09 février 2008

Si

cadenas

J’ai sorti mon cahier à couverture rouge de mon grand sac, l’ai déposé bien en évidence sur le bureau.

Il faudra bien que je les écrive un jour, ces mots qui ne viennent plus, qui se tassent en moi.

Il faudra bien qu’il surgisse cet apaisement libérateur, ce déluge verbal qui me fait peur.

Je connais le pouvoir de mon écriture, je le redoute aussi.

Les larmes. Les palpitations du cœur. Les cris.

Je regarde un instant par la fenêtre, l’agitation de la rue, la lueur des réverbères, la beauté des pierres. J’ai déposé ce matin sur chaque touche de couleur un salut amical. Elles me le renvoient ce soir. Je serai bien ici.

Je suis arrivée hier au soir, je me suis enfuie, j’ai besoin de silence.

J’ai laissé là-bas pour un temps le trop-plein de mouvance, les paroles inutiles, son corps. J’ai récupéré le mien, j’ai pris de la distance.

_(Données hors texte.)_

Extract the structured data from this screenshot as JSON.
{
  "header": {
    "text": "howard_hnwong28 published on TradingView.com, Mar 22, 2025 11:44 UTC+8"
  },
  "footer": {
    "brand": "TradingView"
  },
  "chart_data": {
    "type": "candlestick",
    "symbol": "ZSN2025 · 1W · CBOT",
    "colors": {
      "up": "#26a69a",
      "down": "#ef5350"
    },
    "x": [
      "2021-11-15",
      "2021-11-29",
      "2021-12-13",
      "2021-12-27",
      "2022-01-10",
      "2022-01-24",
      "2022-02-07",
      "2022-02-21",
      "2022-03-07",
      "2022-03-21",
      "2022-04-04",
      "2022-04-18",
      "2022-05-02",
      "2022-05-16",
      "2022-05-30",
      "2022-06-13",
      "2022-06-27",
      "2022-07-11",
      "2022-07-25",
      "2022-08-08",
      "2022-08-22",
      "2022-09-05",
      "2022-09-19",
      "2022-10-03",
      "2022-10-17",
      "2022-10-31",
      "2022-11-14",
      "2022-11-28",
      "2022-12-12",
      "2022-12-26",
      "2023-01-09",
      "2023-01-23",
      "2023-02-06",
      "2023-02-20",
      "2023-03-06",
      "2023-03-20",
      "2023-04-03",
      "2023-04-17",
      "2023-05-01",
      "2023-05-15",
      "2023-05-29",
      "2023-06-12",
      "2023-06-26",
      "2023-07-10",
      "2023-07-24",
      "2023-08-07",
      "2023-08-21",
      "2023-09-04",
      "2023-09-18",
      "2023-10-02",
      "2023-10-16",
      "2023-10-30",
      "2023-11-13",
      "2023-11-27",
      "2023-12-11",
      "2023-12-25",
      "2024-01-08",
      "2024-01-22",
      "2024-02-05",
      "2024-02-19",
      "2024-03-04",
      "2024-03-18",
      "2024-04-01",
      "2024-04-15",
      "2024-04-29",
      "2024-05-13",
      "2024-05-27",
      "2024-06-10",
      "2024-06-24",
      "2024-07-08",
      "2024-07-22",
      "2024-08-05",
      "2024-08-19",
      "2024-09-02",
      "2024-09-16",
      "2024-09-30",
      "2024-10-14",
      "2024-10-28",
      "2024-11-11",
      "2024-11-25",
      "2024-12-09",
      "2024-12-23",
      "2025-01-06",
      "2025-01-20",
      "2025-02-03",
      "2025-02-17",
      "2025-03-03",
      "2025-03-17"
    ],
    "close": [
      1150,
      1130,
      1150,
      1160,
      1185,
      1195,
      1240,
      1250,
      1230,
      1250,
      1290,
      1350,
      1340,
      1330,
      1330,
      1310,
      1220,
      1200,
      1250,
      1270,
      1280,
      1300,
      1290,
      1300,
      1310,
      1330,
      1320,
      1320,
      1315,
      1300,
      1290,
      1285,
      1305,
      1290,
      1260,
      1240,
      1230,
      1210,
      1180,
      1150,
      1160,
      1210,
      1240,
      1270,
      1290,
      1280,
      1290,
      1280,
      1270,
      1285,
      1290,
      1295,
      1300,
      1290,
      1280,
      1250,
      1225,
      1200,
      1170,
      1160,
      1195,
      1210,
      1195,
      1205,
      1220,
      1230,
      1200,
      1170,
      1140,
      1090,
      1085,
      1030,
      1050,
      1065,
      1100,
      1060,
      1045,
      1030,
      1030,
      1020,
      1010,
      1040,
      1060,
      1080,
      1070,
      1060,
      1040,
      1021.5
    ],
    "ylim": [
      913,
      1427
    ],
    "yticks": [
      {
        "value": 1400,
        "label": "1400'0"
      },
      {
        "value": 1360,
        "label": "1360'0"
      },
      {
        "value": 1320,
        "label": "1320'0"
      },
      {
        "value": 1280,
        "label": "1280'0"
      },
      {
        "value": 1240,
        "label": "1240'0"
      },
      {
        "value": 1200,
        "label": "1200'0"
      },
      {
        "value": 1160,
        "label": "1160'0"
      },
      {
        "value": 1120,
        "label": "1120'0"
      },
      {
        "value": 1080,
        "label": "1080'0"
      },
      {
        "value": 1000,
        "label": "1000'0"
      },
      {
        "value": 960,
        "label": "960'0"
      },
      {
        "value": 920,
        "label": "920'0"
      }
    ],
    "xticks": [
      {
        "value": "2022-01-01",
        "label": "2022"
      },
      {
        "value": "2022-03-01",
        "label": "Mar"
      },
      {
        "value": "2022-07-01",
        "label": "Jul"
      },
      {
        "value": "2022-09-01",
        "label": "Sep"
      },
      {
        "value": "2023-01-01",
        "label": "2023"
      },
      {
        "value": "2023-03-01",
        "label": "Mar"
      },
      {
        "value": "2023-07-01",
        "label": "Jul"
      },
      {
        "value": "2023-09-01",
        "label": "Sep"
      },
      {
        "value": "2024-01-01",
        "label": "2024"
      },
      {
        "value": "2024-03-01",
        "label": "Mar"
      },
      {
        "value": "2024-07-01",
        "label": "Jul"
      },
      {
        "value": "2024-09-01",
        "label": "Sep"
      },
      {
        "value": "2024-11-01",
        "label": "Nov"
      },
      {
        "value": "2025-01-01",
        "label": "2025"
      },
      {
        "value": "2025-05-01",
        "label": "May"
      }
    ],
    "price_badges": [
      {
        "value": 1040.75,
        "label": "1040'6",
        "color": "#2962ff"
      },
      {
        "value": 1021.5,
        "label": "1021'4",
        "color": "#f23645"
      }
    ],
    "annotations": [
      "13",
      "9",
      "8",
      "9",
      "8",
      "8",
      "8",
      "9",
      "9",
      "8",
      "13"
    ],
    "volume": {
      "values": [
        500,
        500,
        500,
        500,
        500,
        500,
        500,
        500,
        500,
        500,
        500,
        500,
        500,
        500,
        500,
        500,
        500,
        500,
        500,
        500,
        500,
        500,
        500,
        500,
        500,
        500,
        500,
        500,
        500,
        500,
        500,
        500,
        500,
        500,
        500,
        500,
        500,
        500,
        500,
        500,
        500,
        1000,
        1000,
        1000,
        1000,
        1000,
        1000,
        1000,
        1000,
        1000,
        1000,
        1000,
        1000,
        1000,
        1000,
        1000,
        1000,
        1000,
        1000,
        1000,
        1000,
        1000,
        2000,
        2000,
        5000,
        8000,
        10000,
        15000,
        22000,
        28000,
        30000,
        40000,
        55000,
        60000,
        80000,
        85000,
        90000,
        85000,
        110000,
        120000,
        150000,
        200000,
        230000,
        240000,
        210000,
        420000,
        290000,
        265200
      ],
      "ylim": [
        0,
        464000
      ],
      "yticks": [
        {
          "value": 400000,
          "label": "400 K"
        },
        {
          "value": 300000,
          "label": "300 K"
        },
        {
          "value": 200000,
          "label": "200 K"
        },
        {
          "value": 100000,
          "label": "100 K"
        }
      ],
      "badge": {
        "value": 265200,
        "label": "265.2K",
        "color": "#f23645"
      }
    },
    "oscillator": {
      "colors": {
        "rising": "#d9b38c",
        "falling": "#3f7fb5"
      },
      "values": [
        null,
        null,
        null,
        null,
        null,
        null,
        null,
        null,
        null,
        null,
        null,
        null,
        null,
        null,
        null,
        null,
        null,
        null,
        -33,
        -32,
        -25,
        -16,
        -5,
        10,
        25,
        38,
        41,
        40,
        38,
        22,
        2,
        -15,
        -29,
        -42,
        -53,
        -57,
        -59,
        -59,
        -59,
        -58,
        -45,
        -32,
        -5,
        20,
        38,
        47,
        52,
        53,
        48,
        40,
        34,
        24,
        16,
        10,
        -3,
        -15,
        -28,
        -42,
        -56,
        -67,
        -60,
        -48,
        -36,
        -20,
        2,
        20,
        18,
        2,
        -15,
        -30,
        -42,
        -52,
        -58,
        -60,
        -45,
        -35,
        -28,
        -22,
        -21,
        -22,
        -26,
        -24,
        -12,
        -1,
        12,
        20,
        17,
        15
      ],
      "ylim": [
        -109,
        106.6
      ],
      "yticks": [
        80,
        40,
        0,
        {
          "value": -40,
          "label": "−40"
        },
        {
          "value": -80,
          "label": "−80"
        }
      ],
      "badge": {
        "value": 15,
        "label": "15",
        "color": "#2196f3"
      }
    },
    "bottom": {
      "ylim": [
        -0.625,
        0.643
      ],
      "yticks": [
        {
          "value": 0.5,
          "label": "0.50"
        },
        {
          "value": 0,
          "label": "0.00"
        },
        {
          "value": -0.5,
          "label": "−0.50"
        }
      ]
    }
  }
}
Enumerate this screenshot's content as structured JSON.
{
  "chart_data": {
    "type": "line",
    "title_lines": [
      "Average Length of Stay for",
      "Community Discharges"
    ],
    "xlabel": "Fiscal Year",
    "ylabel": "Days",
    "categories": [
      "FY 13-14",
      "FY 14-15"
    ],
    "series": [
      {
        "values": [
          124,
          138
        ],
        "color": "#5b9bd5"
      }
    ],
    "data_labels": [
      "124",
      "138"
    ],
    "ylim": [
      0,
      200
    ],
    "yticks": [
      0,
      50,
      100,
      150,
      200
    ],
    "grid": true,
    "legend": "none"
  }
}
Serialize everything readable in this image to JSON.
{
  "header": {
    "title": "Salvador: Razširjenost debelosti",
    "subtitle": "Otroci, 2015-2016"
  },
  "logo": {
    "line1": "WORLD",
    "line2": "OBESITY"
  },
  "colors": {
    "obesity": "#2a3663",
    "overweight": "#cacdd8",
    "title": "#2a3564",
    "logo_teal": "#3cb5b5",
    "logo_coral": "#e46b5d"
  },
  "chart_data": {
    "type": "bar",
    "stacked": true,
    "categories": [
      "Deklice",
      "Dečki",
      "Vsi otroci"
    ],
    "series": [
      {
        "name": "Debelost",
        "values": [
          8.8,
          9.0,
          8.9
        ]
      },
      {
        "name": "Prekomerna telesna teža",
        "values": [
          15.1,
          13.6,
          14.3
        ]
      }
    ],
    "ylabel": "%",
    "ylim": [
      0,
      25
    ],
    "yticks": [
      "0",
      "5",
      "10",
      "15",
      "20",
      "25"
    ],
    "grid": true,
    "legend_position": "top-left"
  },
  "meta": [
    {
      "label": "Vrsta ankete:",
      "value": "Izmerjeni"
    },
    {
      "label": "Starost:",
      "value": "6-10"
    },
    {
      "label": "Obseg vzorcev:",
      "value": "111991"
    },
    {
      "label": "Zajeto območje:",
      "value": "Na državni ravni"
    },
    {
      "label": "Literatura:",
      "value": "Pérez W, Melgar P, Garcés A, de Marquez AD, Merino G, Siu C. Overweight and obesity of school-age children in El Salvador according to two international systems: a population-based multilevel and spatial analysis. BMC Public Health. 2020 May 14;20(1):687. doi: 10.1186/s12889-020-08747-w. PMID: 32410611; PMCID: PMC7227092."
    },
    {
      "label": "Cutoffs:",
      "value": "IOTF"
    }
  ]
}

J’ai choisi cette ville pour refaire le plein, m’absoudre de moi-même.

Et puis il y a cette clé qu’Anton m’a laissée, mon ami.

« Vas-y m’a-t-il dit,  c’est un peu plus loin, sur ta droite, après l’hôtel, fais moi confiance, tu seras surprise. »

J’y suis allée tout à l’heure, un enchevêtrement de chaînes, deux cadenas, une grille inamicale et au détour d’un mur, un jardin merveilleux de douceur, des herbes folles, des fleurs mauves, un cours d’eau, inattendu.

« Il appartient à mes parents, m’a-t-il précisé ensuite au téléphone, le sourire dans ses syllabes. Tu possèdes la clé des évènements, Anna, en toi. Tu sais très bien de quoi je veux parler, même si l’abord te paraît rude, il est peut-être temps de t’en servir. »

J’ai acheté un stylo à l’épicerie qui jouxte la mairie, en sortant du jardin.

Demain, je dessinerai sur le cahier à la couverture rouge la clé qui mène à mon chemin.

(Un texte émis suite à la consigne 63 du site Paroles Plurielles)

Posté par LESECRITS à 08:54 - - Commentaires [7] - Rétroliens [0] - Permalien [#]


Commentaires sur Si

Un lieu pour soi, où l'on puisse faire revenir les mots enfouis, on en rêve tous. J'avoue que celui-ci est séduisant. Bien sûr, la beauté et le mystère de tes phrases ne sont pas étrangers à cette séduction. On voudrait en savoir plus sur ces deux personnages, avoir la clé pour rejoindre Anna. Ou au moins le numéro d'Anton pour qu'il nous en dise plus.

Posté par Seb, 09 février 2008 à 09:56

Il n'y a qu'ici que j'aime "les ruptures". A l'exception de la rupture intentionnelle - ou pas - d'avec le monde extérieur parfois, pour écrire... ou ne pas.

Bise bien amicale d'une flâneuse

Posté par Flaneuse, 09 février 2008 à 13:03

Qui ne rêverait pas d'un Anton dans sa vie...? Merci Seb.

Les ruptures ne sont pas qu'amoureuses, tu as raison de le souligner Flaneuse. Elles sont de toutes sortes, elles permettent souvent d'avancer.

Posté par antigone, 09 février 2008 à 14:03

Se retirer avec soi-même et s'écrire. Se découvrir, quel mystère toujours, comment réagir devant l'inattendu, l'insoupçonnable, la multiplicité, la diversité. C'est peut-être le "moi" réel qui en tremble, de peur de ne plus être préféré.
Un beau texte qui exprime bien cette descente ...
Bon week !

Posté par guelum, 09 février 2008 à 14:11

Merci Guelum...
Retrouver le chemin qui mène à soi-même.

Posté par antigone, 09 février 2008 à 14:15

avoir du temps, se retirer quelque part, quelques jours, être seul un tout petit peu, en tête à tête avec les mots...c'est bien tentant...Et Anton, quel beau prénom...

Posté par bel gazou, 09 février 2008 à 14:58

Bien tentant Bel Gazou...oui. Ce prénom là m'est venu comme ça, évocateur !!